A Dance for Tomorrow by Alf Sukatmo

A Dance for Tomorrow by Alf Sukatmo

Satri knew that walking deep into the mangrove forest by himself was not allowed. Sometimes the noise of his six brothers grew too loud for him to hear his own thoughts. He was careful not to let Raksasa or Manu see him going. The twins were the eldest, and always acted as if they were the bosses of the other 5 brothers. All of them except Manu called the oldest Raksasa behind his back, because he was huge and tall, like a towering giant. He also had the quickest fists, so the brothers were careful to call him Jay to his face.

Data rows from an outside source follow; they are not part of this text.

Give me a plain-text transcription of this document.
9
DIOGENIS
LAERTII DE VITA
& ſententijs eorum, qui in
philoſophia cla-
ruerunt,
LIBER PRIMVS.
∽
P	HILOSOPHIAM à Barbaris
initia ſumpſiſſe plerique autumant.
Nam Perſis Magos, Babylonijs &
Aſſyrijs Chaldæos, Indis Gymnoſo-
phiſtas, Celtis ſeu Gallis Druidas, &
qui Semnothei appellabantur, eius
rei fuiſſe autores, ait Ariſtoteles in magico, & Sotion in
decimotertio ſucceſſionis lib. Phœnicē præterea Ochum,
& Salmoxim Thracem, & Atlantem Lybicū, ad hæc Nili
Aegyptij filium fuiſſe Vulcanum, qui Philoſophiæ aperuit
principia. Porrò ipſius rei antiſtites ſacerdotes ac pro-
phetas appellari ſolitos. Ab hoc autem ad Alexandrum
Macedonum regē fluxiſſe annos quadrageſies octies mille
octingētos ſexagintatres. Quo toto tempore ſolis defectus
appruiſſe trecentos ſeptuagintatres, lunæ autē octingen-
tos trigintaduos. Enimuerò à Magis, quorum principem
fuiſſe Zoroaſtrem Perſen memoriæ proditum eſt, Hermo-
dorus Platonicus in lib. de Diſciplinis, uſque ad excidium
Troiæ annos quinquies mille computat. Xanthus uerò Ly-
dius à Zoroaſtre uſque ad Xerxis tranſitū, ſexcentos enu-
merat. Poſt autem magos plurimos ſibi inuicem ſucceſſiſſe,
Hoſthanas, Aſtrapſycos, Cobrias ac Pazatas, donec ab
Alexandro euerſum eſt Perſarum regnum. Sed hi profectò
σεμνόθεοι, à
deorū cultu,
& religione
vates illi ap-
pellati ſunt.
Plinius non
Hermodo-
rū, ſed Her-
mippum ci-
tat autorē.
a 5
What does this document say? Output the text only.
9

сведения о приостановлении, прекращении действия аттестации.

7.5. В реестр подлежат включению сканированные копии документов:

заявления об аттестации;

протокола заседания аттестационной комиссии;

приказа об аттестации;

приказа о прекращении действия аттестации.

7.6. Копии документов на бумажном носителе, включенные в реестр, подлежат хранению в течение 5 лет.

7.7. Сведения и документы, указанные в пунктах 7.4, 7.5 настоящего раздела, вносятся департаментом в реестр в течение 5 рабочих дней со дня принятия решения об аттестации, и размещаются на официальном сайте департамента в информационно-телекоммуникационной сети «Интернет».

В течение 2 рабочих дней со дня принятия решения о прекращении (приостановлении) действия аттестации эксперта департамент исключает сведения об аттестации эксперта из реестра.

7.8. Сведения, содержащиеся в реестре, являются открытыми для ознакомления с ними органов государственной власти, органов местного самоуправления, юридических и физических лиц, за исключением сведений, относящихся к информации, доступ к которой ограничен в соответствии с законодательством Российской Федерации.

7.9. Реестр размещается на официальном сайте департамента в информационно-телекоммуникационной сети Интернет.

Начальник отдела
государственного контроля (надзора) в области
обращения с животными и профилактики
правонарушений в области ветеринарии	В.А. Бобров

Satri slid away while Raksasa and Manu were fighting with Ragawan, the second youngest, who had taken out a trumpet and was blowing it as loudly and discordantly as he could. Widagdya and Lintang were beating drums. Wijah was laughing and dancing on his hands, a trick all the boys could do. Wijah, third youngest and three years older than him, was his best friend amongst the brothers, but today he really wanted to be alone.

Deep into the mangroves, Satri wove his way along narrow paths, leaving behind him the din of his older brothers. He stepped carefully over tree roots, skirting pools of water washed up from the Java Sea, never far away on this island. He ducked under low branches, moving softly in hopes of seeing a monitor lizard or a golden ring snake. The sun was shining, the light dappled under the trees, and the sea breeze blowing across the Thousand Islands cooled the air. The birds were silent. He saw nothing. That should have given him pause, warned him of what was to come. However, he was too grateful for the quiet to heed its warning.